Netanyahu, who had been outspoken critic of the world's negotiations with Iran, said he voiced his "strong opposition" to the deal, negotiated by world powers and Iran in Lausanne, Switzerland, in a phone call with President Obama. "A deal based on this framework would threaten the survival of Israel," he said.
But with the deal being welcomed around the globe, Netanyahu could have a tough time trying to rally opposition to it as it is finalized ahead of a June 30 deadline. His best bet could lie with the Republican-dominated U.S. Congress.
Netanyahu believes Iran is trying to develop a nuclear bomb - a concern that has been shared by much of the world. He considers a nuclear-armed Iran a threat to Israel's very existence, given Iranian leaders' calls for the destruction of the Jewish state, Iran's support for hostile militant groups across the region and its development of long-range ballistic missiles.
The framework deal includes a system of limits and inspections on Iranian nuclear facilities, but falls short of Israeli demands to dismantle the program. Netanyahu believes Iran cannot be trusted, and that leaving certain facilities intact would allow the Iranians to reach the capability of building a bomb.
"Such a deal would not block Iran's path to the bomb. It would pave it," Netanyahu said.
Yuval Steinitz, his cabinet minister who monitors the Iranian nuclear program, said Israel would continue to push to cancel or at least improve the deal as it is finalized ahead of a June 30 deadline.
Last month, Netanyahu harshly criticized the emerging agreement in a speech to the U.S. Congress, enraging the White House because the visit was arranged behind its back with Republican lawmakers.

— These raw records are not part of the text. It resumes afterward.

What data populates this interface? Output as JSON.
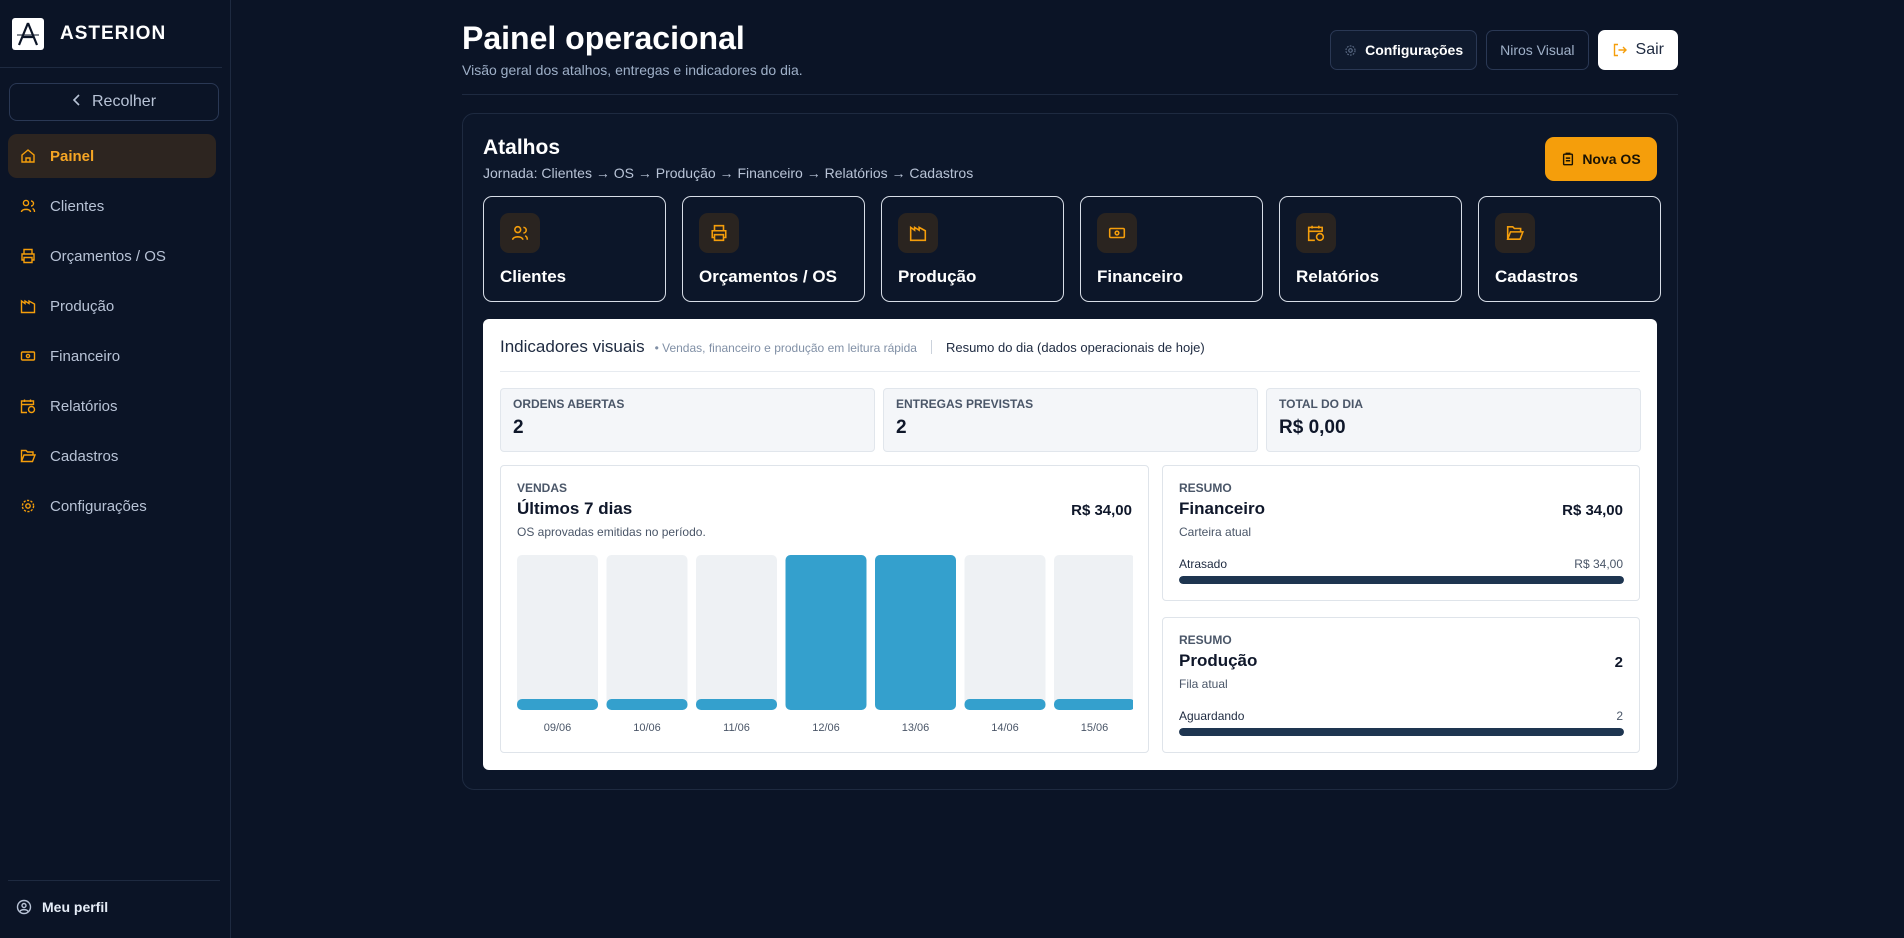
{
  "brand": {
    "name": "ASTERION"
  },
  "sidebar": {
    "collapse_label": "Recolher",
    "items": [
      {
        "label": "Painel",
        "icon": "home-icon",
        "active": true
      },
      {
        "label": "Clientes",
        "icon": "users-icon"
      },
      {
        "label": "Orçamentos / OS",
        "icon": "printer-icon"
      },
      {
        "label": "Produção",
        "icon": "factory-icon"
      },
      {
        "label": "Financeiro",
        "icon": "banknote-icon"
      },
      {
        "label": "Relatórios",
        "icon": "calendar-clock-icon"
      },
      {
        "label": "Cadastros",
        "icon": "folder-open-icon"
      },
      {
        "label": "Configurações",
        "icon": "gear-icon"
      }
    ],
    "profile_label": "Meu perfil"
  },
  "header": {
    "title": "Painel operacional",
    "subtitle": "Visão geral dos atalhos, entregas e indicadores do dia.",
    "config_label": "Configurações",
    "niros_label": "Niros Visual",
    "logout_label": "Sair"
  },
  "atalhos": {
    "title": "Atalhos",
    "journey": "Jornada: Clientes → OS → Produção → Financeiro → Relatórios → Cadastros",
    "new_os_label": "Nova OS",
    "items": [
      {
        "label": "Clientes",
        "icon": "users-icon"
      },
      {
        "label": "Orçamentos / OS",
        "icon": "printer-icon"
      },
      {
        "label": "Produção",
        "icon": "factory-icon"
      },
      {
        "label": "Financeiro",
        "icon": "banknote-icon"
      },
      {
        "label": "Relatórios",
        "icon": "calendar-clock-icon"
      },
      {
        "label": "Cadastros",
        "icon": "folder-open-icon"
      }
    ]
  },
  "indicators": {
    "title": "Indicadores visuais",
    "subtitle": "• Vendas, financeiro e produção em leitura rápida",
    "summary": "Resumo do dia (dados operacionais de hoje)",
    "stats": [
      {
        "label": "ORDENS ABERTAS",
        "value": "2"
      },
      {
        "label": "ENTREGAS PREVISTAS",
        "value": "2"
      },
      {
        "label": "TOTAL DO DIA",
        "value": "R$ 0,00"
      }
    ]
  },
  "sales": {
    "kicker": "VENDAS",
    "title": "Últimos 7 dias",
    "subtitle": "OS aprovadas emitidas no período.",
    "total": "R$ 34,00"
  },
  "chart_data": {
    "type": "bar",
    "title": "Últimos 7 dias",
    "categories": [
      "09/06",
      "10/06",
      "11/06",
      "12/06",
      "13/06",
      "14/06",
      "15/06"
    ],
    "values": [
      0,
      0,
      0,
      17,
      17,
      0,
      0
    ],
    "ylim": [
      0,
      17
    ],
    "colors": {
      "bar": "#34a0cd",
      "track": "#eef1f4"
    }
  },
  "finance": {
    "kicker": "RESUMO",
    "title": "Financeiro",
    "subtitle": "Carteira atual",
    "value": "R$ 34,00",
    "progress_label": "Atrasado",
    "progress_value": "R$ 34,00",
    "progress_fraction": 1.0
  },
  "production": {
    "kicker": "RESUMO",
    "title": "Produção",
    "subtitle": "Fila atual",
    "value": "2",
    "progress_label": "Aguardando",
    "progress_value": "2",
    "progress_fraction": 1.0
  },
  "colors": {
    "accent": "#f59e0b",
    "bar": "#34a0cd",
    "background": "#0b1426"
  }
}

But the speech, and furious Israeli lobbying to other participants in the Iran talks, appeared to have made little difference.
Britain, Germany, France, and Italy - all key European allies and all directly or indirectly involved in the negotiations in Switzerland- welcomed the deal.
"We are closer than ever to an agreement that makes it impossible for Iran to possess nuclear weapons," German Chancellor Angela Merkel said. "That is a great credit to all negotiating partners."
French President Francois Hollande saluted the work of the foreign ministers, but cautioned that sanctions remained on the horizon if the final agreement set for June 30 were not respected.
Russia, another participant in the talks, said the deal could have a "positive influence" on the region. U.N. Secretary-General Ban Ki-moon said the framework "paves the way" for a historic agreement that could "contribute to peace and stability in the region."
In Washington, Obama, who has had a rocky relationship with Netanyahu over Iran and other matters, tried to soothe Israeli concerns. At a news conference, he called the deal "the best option" for preventing Iran from developing a nuclear weapon.
In his phone call with Netanyahu, Obama said the framework would bring a deal "that cuts off all of Iran's pathways to a bomb," according to the White House. It said the deal "in no way diminishes" U.S. concerns about "Iran's sponsorship of terrorism and threats toward Israel" or America's commitment to Israel's security.